Question

How to tell Plink to merge based on Hg19 coordinates, not based on SNP ID

0

Entering edit mode

8.8 years ago

devenvyas ▴ 740

I am merging data sets, and the SNP IDs between the two are inconsistent, likely because Affx numbers changed between annotations. For example, merging SNP lists (in R) based on SNP ID loses me ~50,000 SNPs, but merging based on coordinate will only lose me ~10,000 SNPs (i.e., 545,956 sites vs. 585,413 sites).

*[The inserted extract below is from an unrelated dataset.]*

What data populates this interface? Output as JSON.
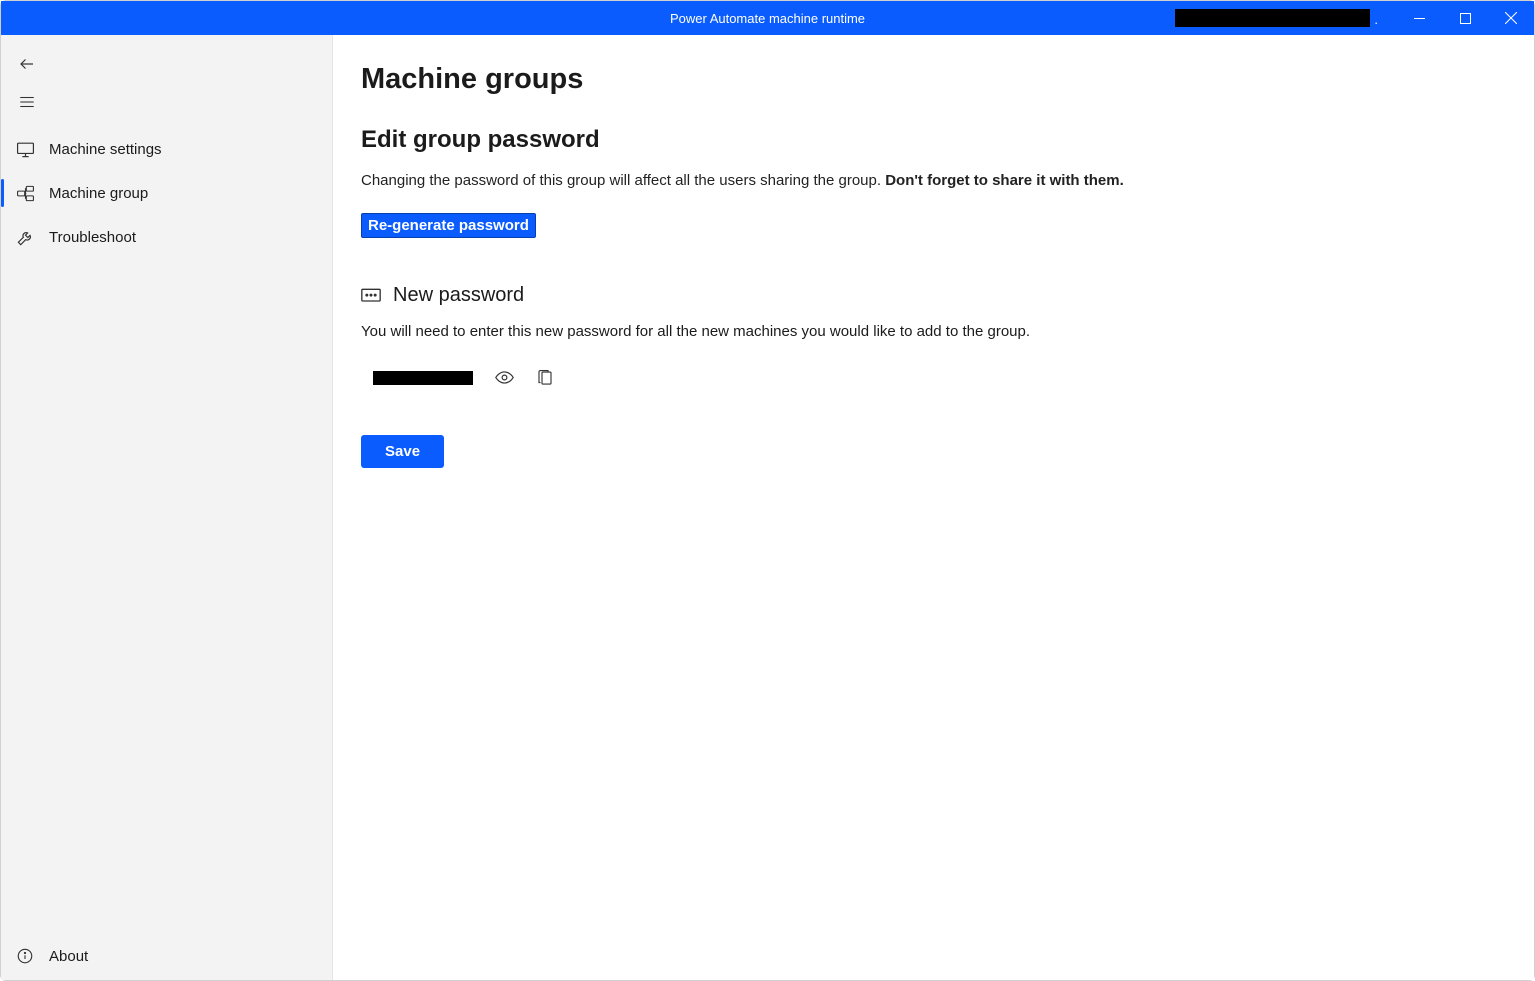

If I have a command as such

plink --file data1 --merge data2.ped data2.map --recode --out merge

What do I do to tell Plink to ignore the SNP IDs from data2 and merge based on coordinate, not SNP ID?

Thanks!

-Deven

plink SNP • 4.4k views

ADD COMMENT • link updated 8.8 years ago by Maxime Lamontagne ★ 2.3k • written 8.8 years ago by devenvyas ▴ 740

0

Entering edit mode

You could change the SNP if by his position in the map or bim file: chr1:123456789

ADD REPLY • link 8.8 years ago by Maxime Lamontagne ★ 2.3k

0

Entering edit mode

I am not following quite what you mean, and I think that method may actually take longer than just getting Plink to ignore the .

Currently I have:

a) the two data sets in map/ped format

b) a list of 585,413 coordinates that match

c) a map file for the failed merger containing the 545,956 sites where both the SNP id and the coordinates both match

To begin with, I am not sure how to properly isolate the coordinates for the 39,457 that do not have matching SNP ids. After doing that I would need to find the old SNP id and the new SNP id for each.

Isn't there some simple way to tell Plink to ignore the SNP ids during merger?

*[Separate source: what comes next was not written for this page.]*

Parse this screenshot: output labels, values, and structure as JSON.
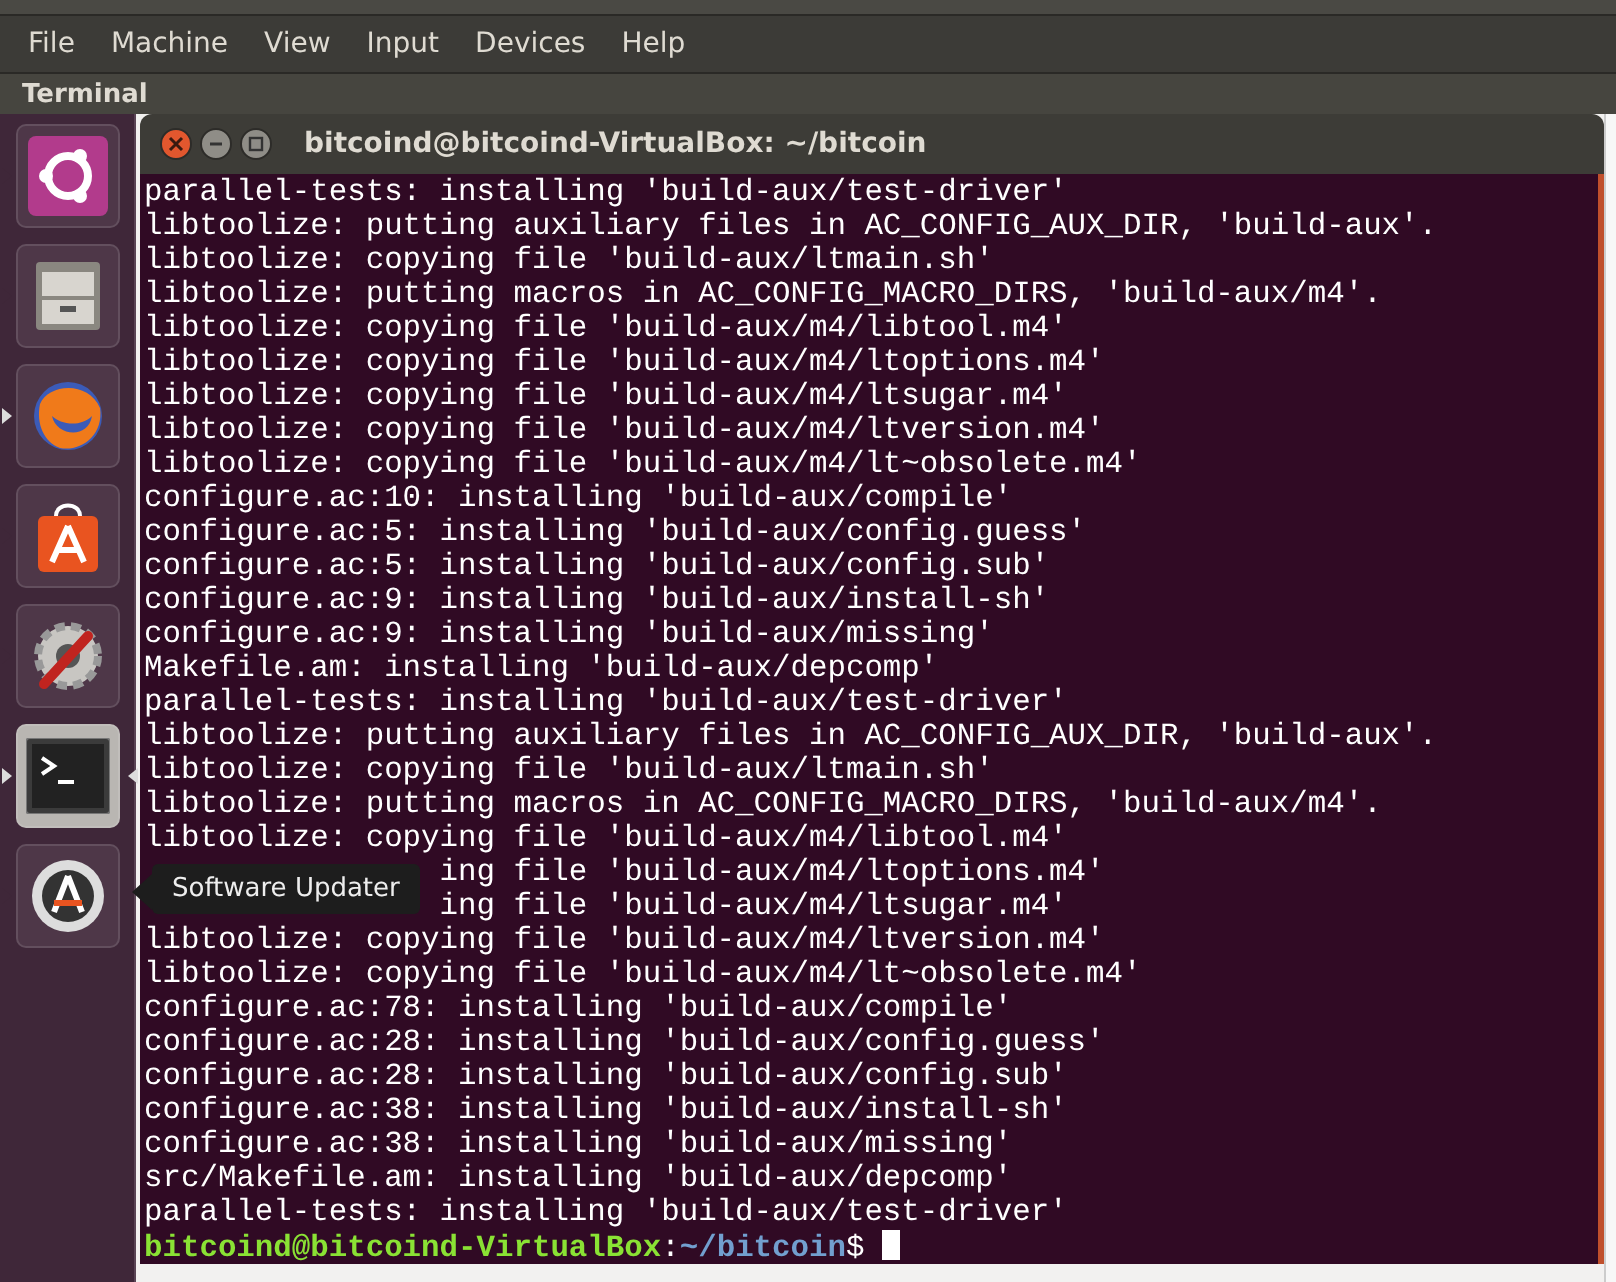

ADD REPLY • link 8.8 years ago by devenvyas ▴ 740

score 3 · Accepted Answer · 2015-07-29

I don't think PLINK can merge by the coordinates. I think PLINK merge by using the SNP id because you can have more than one SNP at one genomic position.

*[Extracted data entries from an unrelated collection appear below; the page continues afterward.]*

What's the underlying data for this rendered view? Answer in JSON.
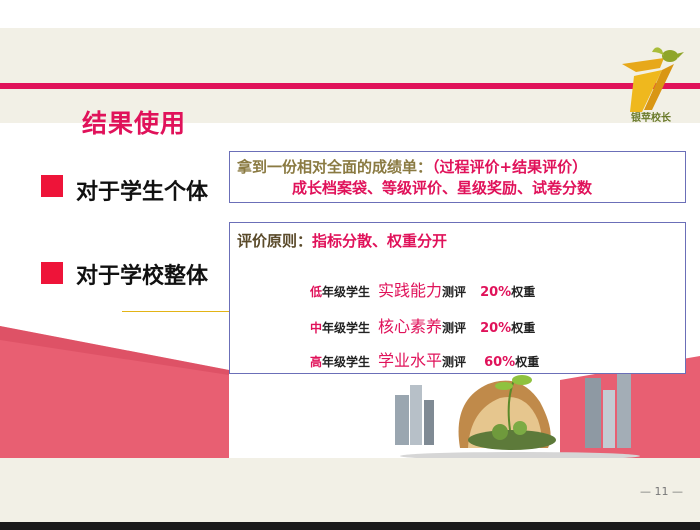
{
  "logo": {
    "caption": "银苹校长"
  },
  "title": "结果使用",
  "bullets": [
    {
      "label": "对于学生个体"
    },
    {
      "label": "对于学校整体"
    }
  ],
  "box1": {
    "line1_prefix": "拿到一份相对全面的成绩单：",
    "line1_accent": "（过程评价+结果评价）",
    "line2": "成长档案袋、等级评价、星级奖励、试卷分数"
  },
  "box2": {
    "principle_label": "评价原则：",
    "principle_value": "指标分散、权重分开",
    "rows": [
      {
        "grade_a": "低",
        "grade_b": "年级学生",
        "skill": "实践能力",
        "test": "测评",
        "pct": "20%",
        "weight": "权重"
      },
      {
        "grade_a": "中",
        "grade_b": "年级学生",
        "skill": "核心素养",
        "test": "测评",
        "pct": "20%",
        "weight": "权重"
      },
      {
        "grade_a": "高",
        "grade_b": "年级学生",
        "skill": "学业水平",
        "test": "测评",
        "pct": "60%",
        "weight": "权重"
      }
    ]
  },
  "footer": {
    "page": "— 11 —"
  },
  "colors": {
    "accent": "#e0125a",
    "bullet": "#ee1439",
    "band": "#f2f0e6",
    "box_border": "#6b6fb8"
  }
}
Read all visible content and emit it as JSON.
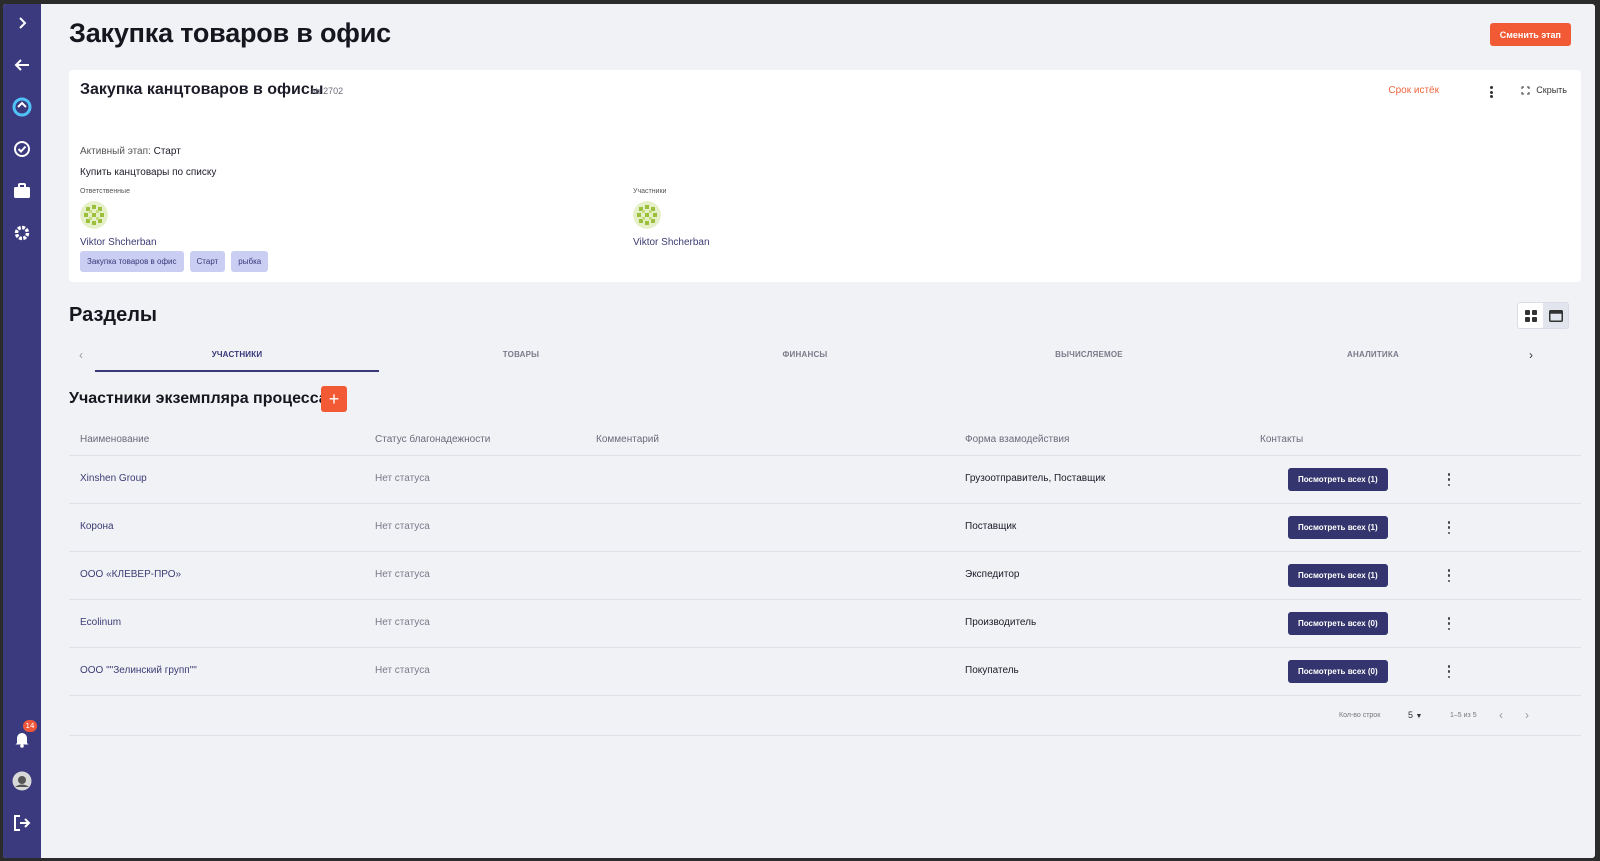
{
  "page": {
    "title": "Закупка товаров в офис",
    "change_stage_label": "Сменить этап"
  },
  "sidebar": {
    "icons": [
      "chevron-right-icon",
      "arrow-left-icon",
      "app-logo-icon",
      "check-circle-icon",
      "briefcase-icon",
      "gear-icon"
    ],
    "notifications_count": "14"
  },
  "card": {
    "title": "Закупка канцтоваров в офисы",
    "number": "№ 2702",
    "deadline": "Срок истёк",
    "hide_label": "Скрыть",
    "active_stage_label": "Активный этап:",
    "active_stage_value": "Старт",
    "description": "Купить канцтовары по списку",
    "responsible_label": "Ответственные",
    "responsible_name": "Viktor Shcherban",
    "participants_label": "Участники",
    "participant_name": "Viktor Shcherban",
    "tags": [
      "Закупка товаров в офис",
      "Старт",
      "рыбка"
    ]
  },
  "sections": {
    "title": "Разделы",
    "tabs": [
      "УЧАСТНИКИ",
      "ТОВАРЫ",
      "ФИНАНСЫ",
      "ВЫЧИСЛЯЕМОЕ",
      "АНАЛИТИКА"
    ],
    "active_tab": "УЧАСТНИКИ"
  },
  "participants": {
    "title": "Участники экземпляра процесса",
    "add_label": "+",
    "columns": [
      "Наименование",
      "Статус благонадежности",
      "Комментарий",
      "Форма взамодействия",
      "Контакты"
    ],
    "rows": [
      {
        "name": "Xinshen Group",
        "status": "Нет статуса",
        "comment": "",
        "form": "Грузоотправитель, Поставщик",
        "contacts": "Посмотреть всех (1)"
      },
      {
        "name": "Корона",
        "status": "Нет статуса",
        "comment": "",
        "form": "Поставщик",
        "contacts": "Посмотреть всех (1)"
      },
      {
        "name": "ООО «КЛЕВЕР-ПРО»",
        "status": "Нет статуса",
        "comment": "",
        "form": "Экспедитор",
        "contacts": "Посмотреть всех (1)"
      },
      {
        "name": "Ecolinum",
        "status": "Нет статуса",
        "comment": "",
        "form": "Производитель",
        "contacts": "Посмотреть всех (0)"
      },
      {
        "name": "ООО \"\"Зелинский групп\"\"",
        "status": "Нет статуса",
        "comment": "",
        "form": "Покупатель",
        "contacts": "Посмотреть всех (0)"
      }
    ]
  },
  "pagination": {
    "rows_label": "Кол-во строк",
    "rows_value": "5",
    "range": "1–5 из 5"
  },
  "colors": {
    "sidebar": "#3b3a7e",
    "accent": "#f15a34",
    "primary": "#34346e",
    "chip": "#cbcef3",
    "background": "#f1f2f6"
  }
}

If you want to merge by the coordinate, change the SNP id (rs123456789) by the genomic position in the map file.

a) replace the SNP id by the genomic position in both map files: replace "rs123456789" by "chr:position". If you are using Linux, use awk (awk '{ print $1"\t"$1":"$4"\t0\t"$4 }' old-file.map > new-file.map

b) merge both dataset by using the new map files. Since the SNP id is now the genomic position in both map files, you should have 585,413 SNPs in the merge file.

c) merge the new map file with one of the old map files with R to recover the real SNP id. You need to choose which map file you are using for SNP id since your old map files are not identical.

EDIT

New idea. Why not change the SNP id from one map file with the names of the other map file by using the command --update-map.